More All-Terrain models
CZ-USA didn’t stop at making the Upland Ultralight a four-wheel drive shotgun. Maybe you would rather have a semi-auto? The CZ 1012 is an inertia-driven shotgun that was fired well over 5,000 times in testing with no cleaning or malfunctions. I saw this gun used last fall by Dave Miller and his team to set the Guinness Book of World Records for the greatest number of clays broken by a five-man team in 12 hours. Miller and his crew of young shooters shot these guns almost continuously and broke 14,167 targets. One young man used the same 1012 the entire time — a few others used only two guns that day. Believe me, there were some hot barrels out there that day. So, you can have the inherent ruggedness of the 1012 semi-auto in the Cerakote finish and sling studs.
CZ-USA also made the Redhead Premier, the Bobwhite G2 double-barrel, and the Drake model shotgun with the All-Terrain features. All these shotguns except for the 1012 are available in 12 and 20 gauge.
“The product development team at CZ-USA is comprised of hunters,” said Daniel Holder. “What I mean by this is that we not only design and build the products we put out, but we all use them, extensively.

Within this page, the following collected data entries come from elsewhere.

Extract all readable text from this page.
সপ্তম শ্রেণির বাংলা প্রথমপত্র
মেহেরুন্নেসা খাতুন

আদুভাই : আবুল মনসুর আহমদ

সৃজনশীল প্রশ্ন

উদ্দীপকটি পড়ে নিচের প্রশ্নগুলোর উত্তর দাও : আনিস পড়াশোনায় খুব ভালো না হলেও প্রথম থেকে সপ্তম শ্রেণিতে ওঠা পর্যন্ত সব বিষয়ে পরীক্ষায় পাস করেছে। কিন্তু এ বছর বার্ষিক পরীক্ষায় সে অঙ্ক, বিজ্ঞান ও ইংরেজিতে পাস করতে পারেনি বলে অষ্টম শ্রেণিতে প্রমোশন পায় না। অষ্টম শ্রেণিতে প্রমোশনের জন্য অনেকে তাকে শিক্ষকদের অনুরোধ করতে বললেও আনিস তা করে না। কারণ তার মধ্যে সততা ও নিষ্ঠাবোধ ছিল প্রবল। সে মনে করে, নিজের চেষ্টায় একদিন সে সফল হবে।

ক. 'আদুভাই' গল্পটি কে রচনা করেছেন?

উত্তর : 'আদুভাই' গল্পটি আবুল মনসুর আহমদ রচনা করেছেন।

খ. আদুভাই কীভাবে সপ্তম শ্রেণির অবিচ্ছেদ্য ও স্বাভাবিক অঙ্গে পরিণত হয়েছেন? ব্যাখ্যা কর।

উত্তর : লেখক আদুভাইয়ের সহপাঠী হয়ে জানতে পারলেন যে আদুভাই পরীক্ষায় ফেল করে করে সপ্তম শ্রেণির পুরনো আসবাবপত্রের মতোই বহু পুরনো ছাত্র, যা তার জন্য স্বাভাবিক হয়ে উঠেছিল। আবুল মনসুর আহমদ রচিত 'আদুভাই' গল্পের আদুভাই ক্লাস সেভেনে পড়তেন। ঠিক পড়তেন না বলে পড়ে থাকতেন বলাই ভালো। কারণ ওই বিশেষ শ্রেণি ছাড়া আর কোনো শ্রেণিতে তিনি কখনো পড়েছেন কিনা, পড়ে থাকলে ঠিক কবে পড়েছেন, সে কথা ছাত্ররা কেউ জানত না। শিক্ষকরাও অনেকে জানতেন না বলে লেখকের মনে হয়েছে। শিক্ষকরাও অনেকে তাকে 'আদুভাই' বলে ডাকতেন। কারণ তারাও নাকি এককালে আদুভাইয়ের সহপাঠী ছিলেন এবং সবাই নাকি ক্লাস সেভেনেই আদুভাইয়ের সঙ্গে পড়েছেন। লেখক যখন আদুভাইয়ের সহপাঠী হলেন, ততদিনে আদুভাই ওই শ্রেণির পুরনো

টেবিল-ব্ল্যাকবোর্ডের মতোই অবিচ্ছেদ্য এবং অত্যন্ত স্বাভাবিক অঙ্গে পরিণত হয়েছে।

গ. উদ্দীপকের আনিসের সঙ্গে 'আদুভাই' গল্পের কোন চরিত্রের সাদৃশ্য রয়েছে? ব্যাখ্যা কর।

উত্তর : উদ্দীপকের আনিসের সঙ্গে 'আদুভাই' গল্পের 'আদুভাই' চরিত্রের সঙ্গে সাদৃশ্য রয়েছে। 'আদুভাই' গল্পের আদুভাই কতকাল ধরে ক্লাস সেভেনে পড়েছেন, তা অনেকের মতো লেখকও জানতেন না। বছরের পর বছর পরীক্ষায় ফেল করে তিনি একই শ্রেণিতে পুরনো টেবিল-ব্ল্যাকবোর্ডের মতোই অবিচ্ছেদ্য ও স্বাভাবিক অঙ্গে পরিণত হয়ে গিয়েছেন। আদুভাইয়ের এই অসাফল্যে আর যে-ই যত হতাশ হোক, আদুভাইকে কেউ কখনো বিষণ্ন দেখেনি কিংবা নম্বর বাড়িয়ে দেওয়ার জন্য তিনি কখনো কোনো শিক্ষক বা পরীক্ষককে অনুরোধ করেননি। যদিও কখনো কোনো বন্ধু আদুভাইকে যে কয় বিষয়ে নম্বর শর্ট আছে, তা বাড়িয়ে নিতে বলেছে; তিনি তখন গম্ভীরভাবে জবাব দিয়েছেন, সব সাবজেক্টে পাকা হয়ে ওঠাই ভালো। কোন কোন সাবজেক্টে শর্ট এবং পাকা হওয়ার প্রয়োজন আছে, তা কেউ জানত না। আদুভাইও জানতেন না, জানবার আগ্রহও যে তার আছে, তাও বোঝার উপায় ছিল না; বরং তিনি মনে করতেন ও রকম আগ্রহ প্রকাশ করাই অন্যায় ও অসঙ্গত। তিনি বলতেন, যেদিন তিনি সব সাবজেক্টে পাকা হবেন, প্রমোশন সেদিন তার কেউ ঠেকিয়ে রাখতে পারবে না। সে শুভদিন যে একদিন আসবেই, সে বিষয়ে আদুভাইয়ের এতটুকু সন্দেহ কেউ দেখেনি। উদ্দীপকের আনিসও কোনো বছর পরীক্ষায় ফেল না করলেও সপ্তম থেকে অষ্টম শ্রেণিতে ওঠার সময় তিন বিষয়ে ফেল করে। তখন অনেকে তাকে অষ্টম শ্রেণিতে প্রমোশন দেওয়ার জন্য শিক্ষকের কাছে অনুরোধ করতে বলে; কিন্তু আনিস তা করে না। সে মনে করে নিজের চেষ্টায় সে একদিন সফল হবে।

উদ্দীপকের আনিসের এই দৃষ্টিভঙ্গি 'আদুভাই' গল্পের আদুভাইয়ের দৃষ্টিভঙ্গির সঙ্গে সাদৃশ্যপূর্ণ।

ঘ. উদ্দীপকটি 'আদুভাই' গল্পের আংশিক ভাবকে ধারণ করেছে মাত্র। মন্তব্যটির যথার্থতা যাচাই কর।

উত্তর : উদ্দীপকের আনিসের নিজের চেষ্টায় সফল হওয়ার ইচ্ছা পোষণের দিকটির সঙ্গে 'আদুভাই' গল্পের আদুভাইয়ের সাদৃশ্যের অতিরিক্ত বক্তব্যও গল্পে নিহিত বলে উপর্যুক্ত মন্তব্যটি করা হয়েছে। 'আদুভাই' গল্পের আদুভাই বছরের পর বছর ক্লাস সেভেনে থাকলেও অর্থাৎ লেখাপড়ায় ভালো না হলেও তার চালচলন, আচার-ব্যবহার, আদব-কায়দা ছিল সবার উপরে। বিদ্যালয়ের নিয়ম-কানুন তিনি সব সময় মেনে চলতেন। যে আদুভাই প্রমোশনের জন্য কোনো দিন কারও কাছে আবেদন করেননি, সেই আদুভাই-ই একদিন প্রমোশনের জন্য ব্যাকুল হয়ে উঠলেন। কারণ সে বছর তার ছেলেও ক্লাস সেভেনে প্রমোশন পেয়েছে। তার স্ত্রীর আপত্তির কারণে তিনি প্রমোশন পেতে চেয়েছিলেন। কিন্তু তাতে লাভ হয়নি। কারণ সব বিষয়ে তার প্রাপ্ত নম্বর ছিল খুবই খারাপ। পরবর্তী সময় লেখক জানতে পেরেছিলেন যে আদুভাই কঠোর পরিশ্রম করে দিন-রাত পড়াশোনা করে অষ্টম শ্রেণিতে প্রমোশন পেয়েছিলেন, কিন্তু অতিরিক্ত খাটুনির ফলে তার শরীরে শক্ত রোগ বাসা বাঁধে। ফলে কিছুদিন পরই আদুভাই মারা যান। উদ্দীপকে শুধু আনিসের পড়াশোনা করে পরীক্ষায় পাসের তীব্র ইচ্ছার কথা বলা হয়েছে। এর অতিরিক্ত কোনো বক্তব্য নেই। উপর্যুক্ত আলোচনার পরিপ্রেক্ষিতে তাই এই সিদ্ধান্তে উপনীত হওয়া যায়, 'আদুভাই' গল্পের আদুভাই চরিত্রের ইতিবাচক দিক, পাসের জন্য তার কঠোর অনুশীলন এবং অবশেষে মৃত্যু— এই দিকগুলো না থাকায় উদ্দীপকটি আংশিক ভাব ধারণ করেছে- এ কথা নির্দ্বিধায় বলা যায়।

Whether it is hunting ducks at Reelfoot Lake in Tennessee or chasing Easterns in the woods of the “black belt” region of Alabama, we use our products. Because of this experience, we make products that fit the lifestyle of hunters. We know that often the conditions are not favorable to metal guns. Out of the demands we put on our products, the All-Terrain series was born. We wanted to design the “Mack truck” of shotguns. Our goal was to create a product line that no matter what we encountered, the guns would function year in and year out. These guns are also remarkably diverse and can be used on a wide range of game. In the 2019/2020 hunting season, they took pheasants in South Dakota, quail in Texas, snow geese in Missouri, and a turkey in Alabama with one of the Redhead Premier All-Terrains in 20 gauge.”
You may never use your CZ-USA All-Terrain shotgun for as many different things as my old friend on that mountain farm, and then again, you might. Whatever you need a shotgun for, the All-Terrain models are there, like a four-wheel drive truck, sitting in your driveway gassed up and ready to go.